二度読み必至!伏線の張りめぐらされた学園ミステリー。2015年第13回「このミステリーがすごい!」大賞受賞作。 (「BOOK」データベースより)
「このミス」大賞だから、本格ミステリーなんだろうなと思い、勝負のつもりでアンテナを張り巡らして読んでいたのだが、最終的にはやられてしまった。残念。
「第一部 子供たち」「第二部 教師」「第三部 真相」の3章から成るミステリー、語り部は、第一部がおっさん(ニックネーム)、第二部は4年1組の担任である真琴。

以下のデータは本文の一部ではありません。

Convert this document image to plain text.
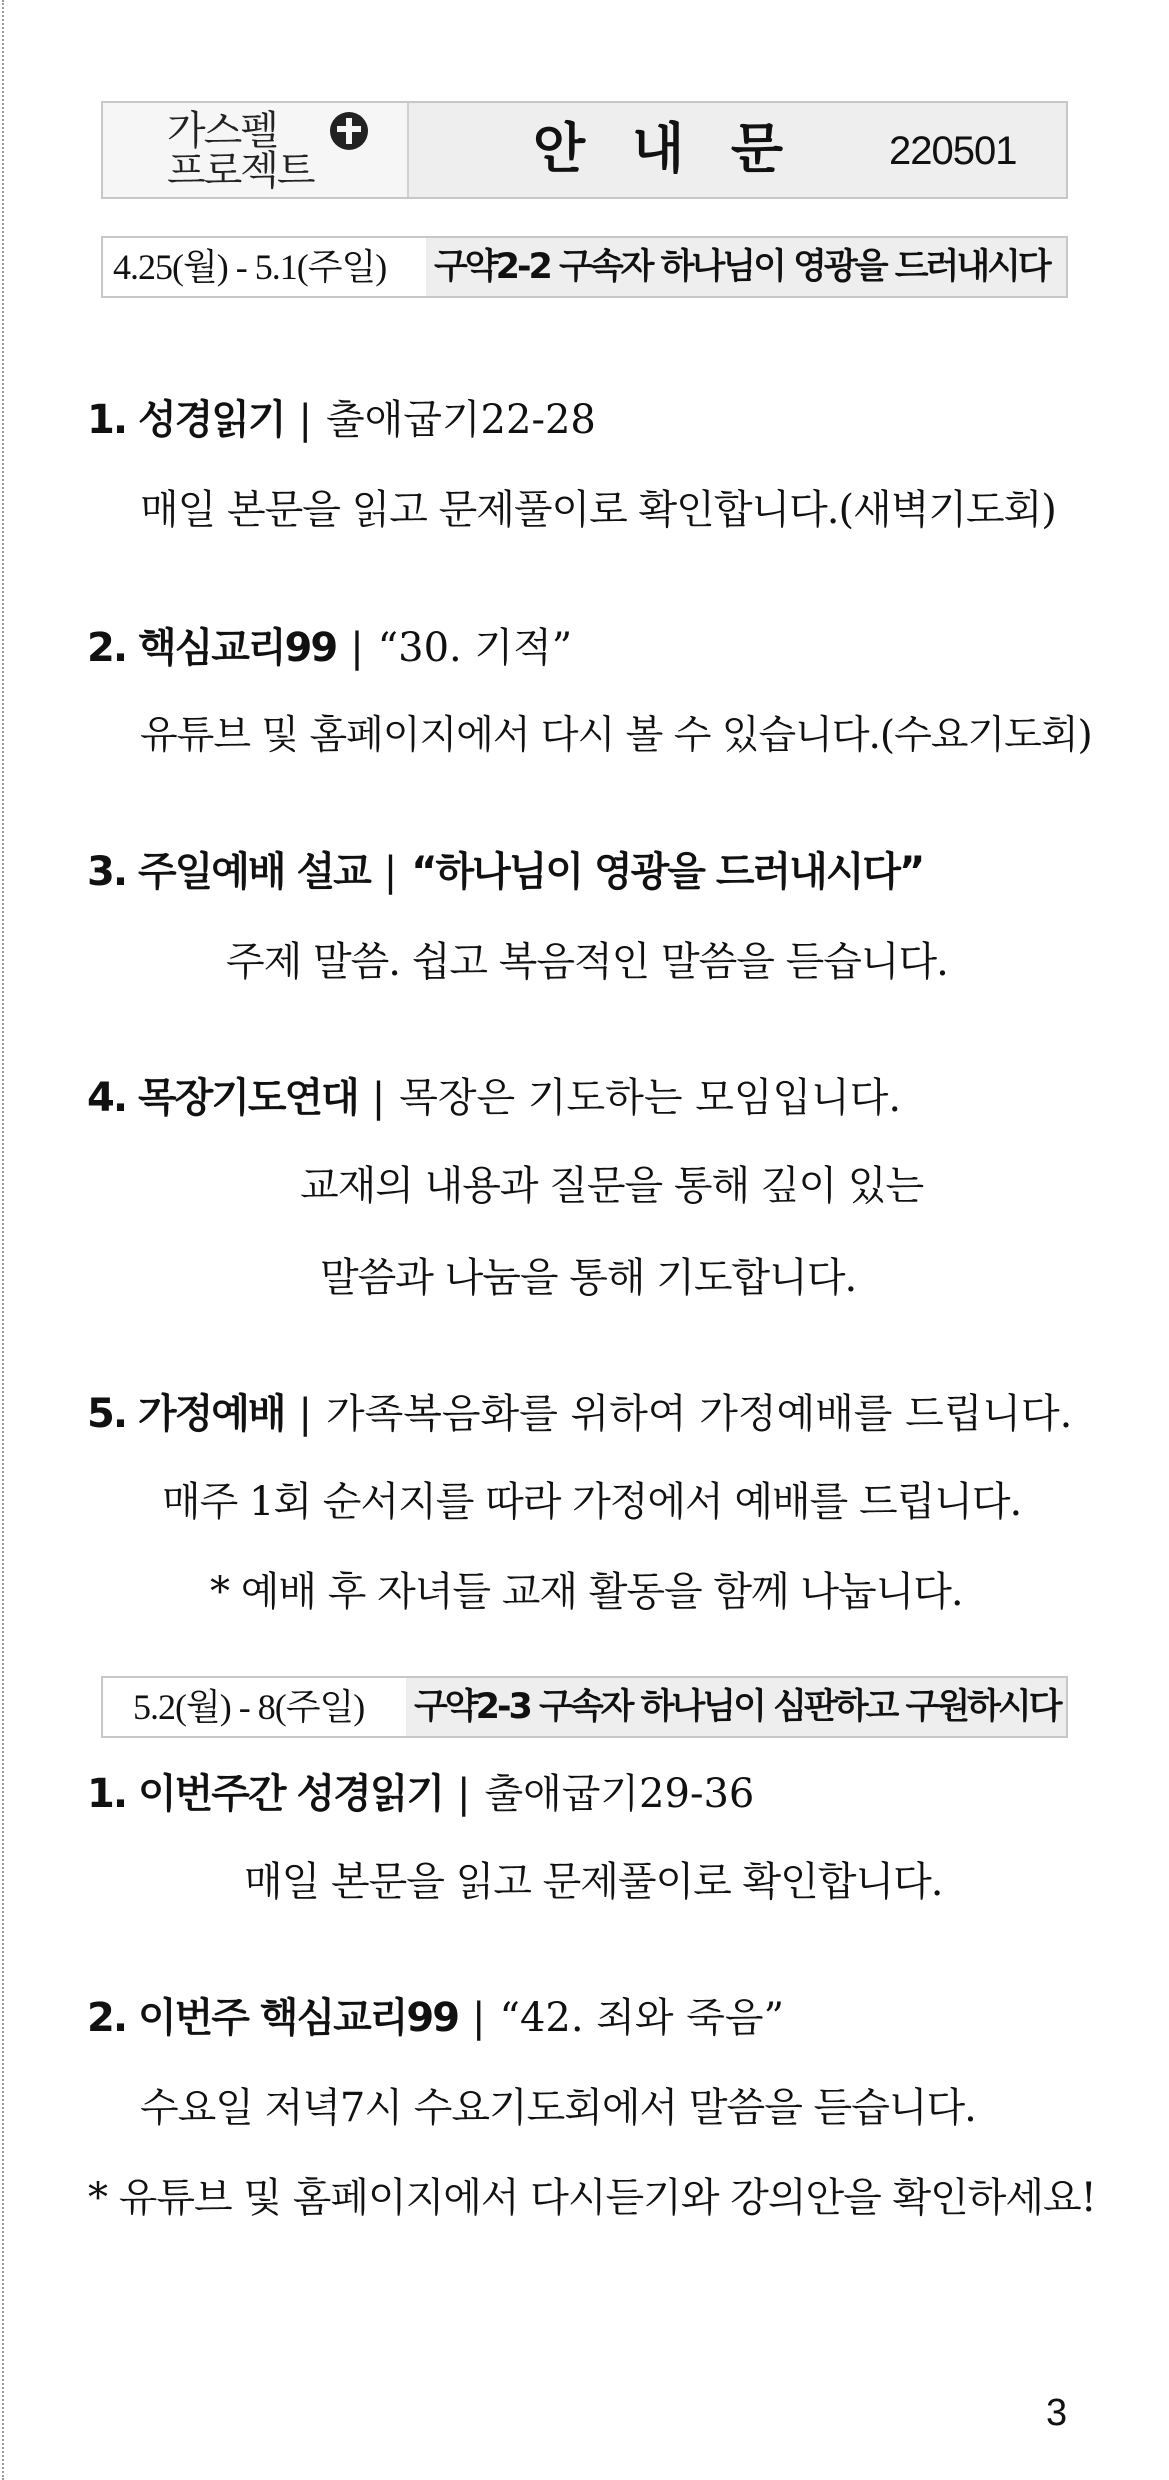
가스펠
프로젝트	안 내 문 220501
4.25(월) - 5.1(주일) 구약2-2 구속자 하나님이 영광을 드러내시다
1. 성경읽기 | 출애굽기22-28
매일 본문을 읽고 문제풀이로 확인합니다.(새벽기도회)
2. 핵심교리99 | “30. 기적”
유튜브 및 홈페이지에서 다시 볼 수 있습니다.(수요기도회)
3. 주일예배 설교 | “하나님이 영광을 드러내시다”
주제 말씀. 쉽고 복음적인 말씀을 듣습니다.
4. 목장기도연대 | 목장은 기도하는 모임입니다.
교재의 내용과 질문을 통해 깊이 있는
말씀과 나눔을 통해 기도합니다.
5. 가정예배 | 가족복음화를 위하여 가정예배를 드립니다.
매주 1회 순서지를 따라 가정에서 예배를 드립니다.
* 예배 후 자녀들 교재 활동을 함께 나눕니다.
5.2(월) - 8(주일) 구약2-3 구속자 하나님이 심판하고 구원하시다
1. 이번주간 성경읽기 | 출애굽기29-36
매일 본문을 읽고 문제풀이로 확인합니다.
2. 이번주 핵심교리99 | “42. 죄와 죽음”
수요일 저녁7시 수요기도회에서 말씀을 듣습니다.
* 유튜브 및 홈페이지에서 다시듣기와 강의안을 확인하세요!
3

一部は小4のスクールカースト、マキとエリカが女王を巡り、クラスを二分した争いが続き、争いは悲劇的な結末を迎える。
一部と二部が同じ時系列の、同じ事件と思わせる叙述トリック、子供の世界って狭いんだな、大人って子供たちのことを全然わかっていないんだな、と思わせておいて、、、この罠から早く抜け出ないと、見えるものも見えなくなってくる。
第一部の語り部のおっさんがやや不自然だったので、こいつが鍵だなとは思っていた。もしかして生徒じゃなくて副担任なんじゃないか?とか、メグと同性なんじゃないかとか、結果的には、そっちかよという感じ。私の頭はそこまでは回らなかった。

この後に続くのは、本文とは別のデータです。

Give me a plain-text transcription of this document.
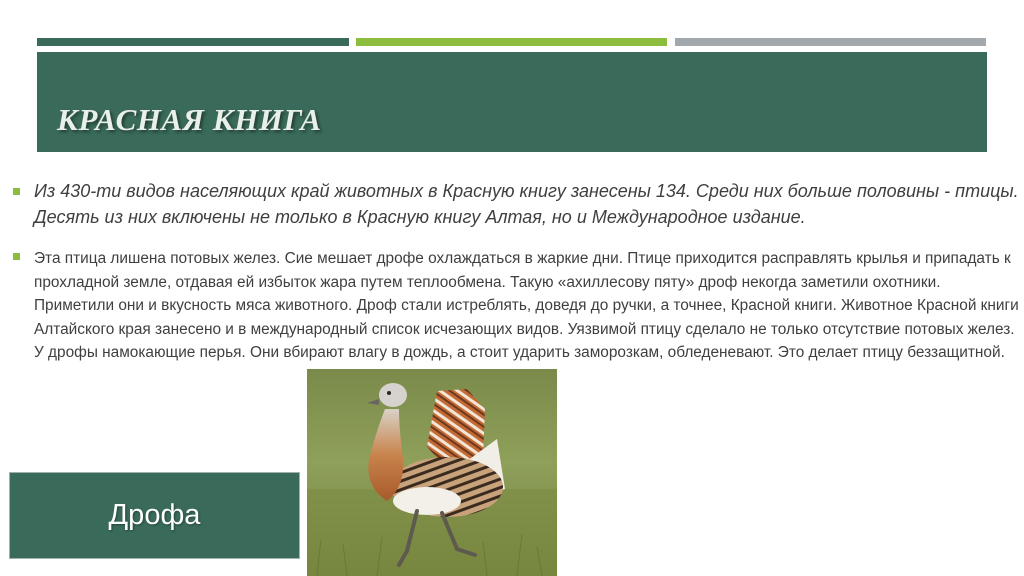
КРАСНАЯ КНИГА

Из 430-ти видов населяющих край животных в Красную книгу занесены 134. Среди них больше половины - птицы. Десять из них включены не только в Красную книгу Алтая, но и Международное издание.

Эта птица лишена потовых желез. Сие мешает дрофе охлаждаться в жаркие дни. Птице приходится расправлять крылья и припадать к прохладной земле, отдавая ей избыток жара путем теплообмена. Такую «ахиллесову пяту» дроф некогда заметили охотники. Приметили они и вкусность мяса животного. Дроф стали истреблять, доведя до ручки, а точнее, Красной книги. Животное Красной книги Алтайского края занесено и в международный список исчезающих видов. Уязвимой птицу сделало не только отсутствие потовых желез. У дрофы намокающие перья. Они вбирают влагу в дождь, а стоит ударить заморозкам, обледеневают. Это делает птицу беззащитной.

Дрофа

負け惜しみ半分で言わせてもらえば、第一部のこの程度の事件が迷宮入りしてるなんて、警察もそこまで馬鹿じゃないだろうし、それはないんじゃないのとは思う。
でも、まあ、最後まで読んでしまえば、こういうトリック、他にもあるよね。気づいてしかるべきだった。残念。
謎解きとしては楽しめたけど、小4のクラスが悪意に満ちているなんて、小説としては、決して読後感の良いものではなかった。湊かなえさんとかの、いやミスの部類。
今回のはミステリーが前面に出た作品だけど、第一部の筆致からして幅の広い作品を書ける方なのかもしれない。次回作も期待します。